The killer last went before the Mental Health Review Tribunal in Manchester in 2013.
But he lost his bid to be moved from a secure hospital to a Scottish prison.
The 79-year-old had asked to be moved to a prison so he could not be force-fed, and where he could be allowed to die if he wishes.
But Ashworth Hospital in Merseyside said Brady had chronic mental illness and needed continued care at the secure unit.
Brady, who now uses the name Ian Stewart-Brady, refused to take part in a further review scheduled for September last year because his solicitor Robin Makin could no longer represent him.
The High Court case was triggered when a bid to appoint Mr Makin as Brady's representative was blocked because his solicitors' firm, E Rex Makin & Co, is not a member of the Law Society's mental health panel.
Under legal aid rules, only members are entitled to a publicly funded contract in the mental health law category.
Brady's legal team is seeking permission to apply for a full judicial review, insisting the case is "totally unique".

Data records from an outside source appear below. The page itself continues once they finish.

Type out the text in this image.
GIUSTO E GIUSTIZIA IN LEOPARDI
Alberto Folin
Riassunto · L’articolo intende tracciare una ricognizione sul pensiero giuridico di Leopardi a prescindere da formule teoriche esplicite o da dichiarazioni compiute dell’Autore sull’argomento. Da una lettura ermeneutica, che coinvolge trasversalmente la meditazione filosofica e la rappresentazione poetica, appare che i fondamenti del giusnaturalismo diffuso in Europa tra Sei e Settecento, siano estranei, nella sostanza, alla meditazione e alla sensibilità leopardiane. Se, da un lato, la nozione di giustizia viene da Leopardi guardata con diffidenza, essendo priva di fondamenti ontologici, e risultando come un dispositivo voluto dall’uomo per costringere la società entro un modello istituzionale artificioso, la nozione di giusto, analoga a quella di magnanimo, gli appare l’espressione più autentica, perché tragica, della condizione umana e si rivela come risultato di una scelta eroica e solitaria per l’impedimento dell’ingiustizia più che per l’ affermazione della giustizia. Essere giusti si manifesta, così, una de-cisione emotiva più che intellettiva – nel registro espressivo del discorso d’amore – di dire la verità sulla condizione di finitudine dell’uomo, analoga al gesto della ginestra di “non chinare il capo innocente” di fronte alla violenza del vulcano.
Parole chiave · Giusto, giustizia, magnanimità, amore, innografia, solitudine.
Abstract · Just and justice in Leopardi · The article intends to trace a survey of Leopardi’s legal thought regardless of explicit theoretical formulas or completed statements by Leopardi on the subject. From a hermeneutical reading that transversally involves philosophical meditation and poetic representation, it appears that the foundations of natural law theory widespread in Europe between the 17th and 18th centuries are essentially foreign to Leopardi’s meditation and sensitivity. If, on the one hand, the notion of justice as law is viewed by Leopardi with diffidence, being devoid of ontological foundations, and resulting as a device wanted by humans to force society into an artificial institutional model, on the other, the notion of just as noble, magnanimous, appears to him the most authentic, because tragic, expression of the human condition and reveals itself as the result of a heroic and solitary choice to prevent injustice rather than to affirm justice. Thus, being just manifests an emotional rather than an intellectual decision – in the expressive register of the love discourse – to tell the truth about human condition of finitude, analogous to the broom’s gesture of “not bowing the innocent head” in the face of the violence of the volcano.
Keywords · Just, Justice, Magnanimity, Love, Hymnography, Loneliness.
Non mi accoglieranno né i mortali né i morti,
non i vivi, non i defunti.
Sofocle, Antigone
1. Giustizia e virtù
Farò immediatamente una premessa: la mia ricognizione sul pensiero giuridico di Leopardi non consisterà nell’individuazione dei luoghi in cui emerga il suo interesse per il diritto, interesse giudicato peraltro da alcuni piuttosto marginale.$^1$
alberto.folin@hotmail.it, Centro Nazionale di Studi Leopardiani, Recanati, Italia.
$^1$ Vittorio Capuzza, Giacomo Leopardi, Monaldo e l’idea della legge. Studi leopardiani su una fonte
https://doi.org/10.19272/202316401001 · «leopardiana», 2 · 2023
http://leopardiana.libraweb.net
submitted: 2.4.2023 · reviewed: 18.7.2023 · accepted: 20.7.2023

They say Brady is "terminally ill" and has been bedridden for the last few years with emphysema.
Brady and Myra Hindley, who died in prison in 2002, murdered five children between 1963 and 1965 in Greater Manchester.
Four of the victims were buried on Saddleworth Moor in the Pennines.
Brady was jailed for three murders in 1966 and has been at Ashworth since 1985. He and Hindley later confessed to another two murders.
In the High Court hearing, Mr Justice Morris said he is likely to give an oral judgment on Brady's application for permission to seek a judicial review on Friday.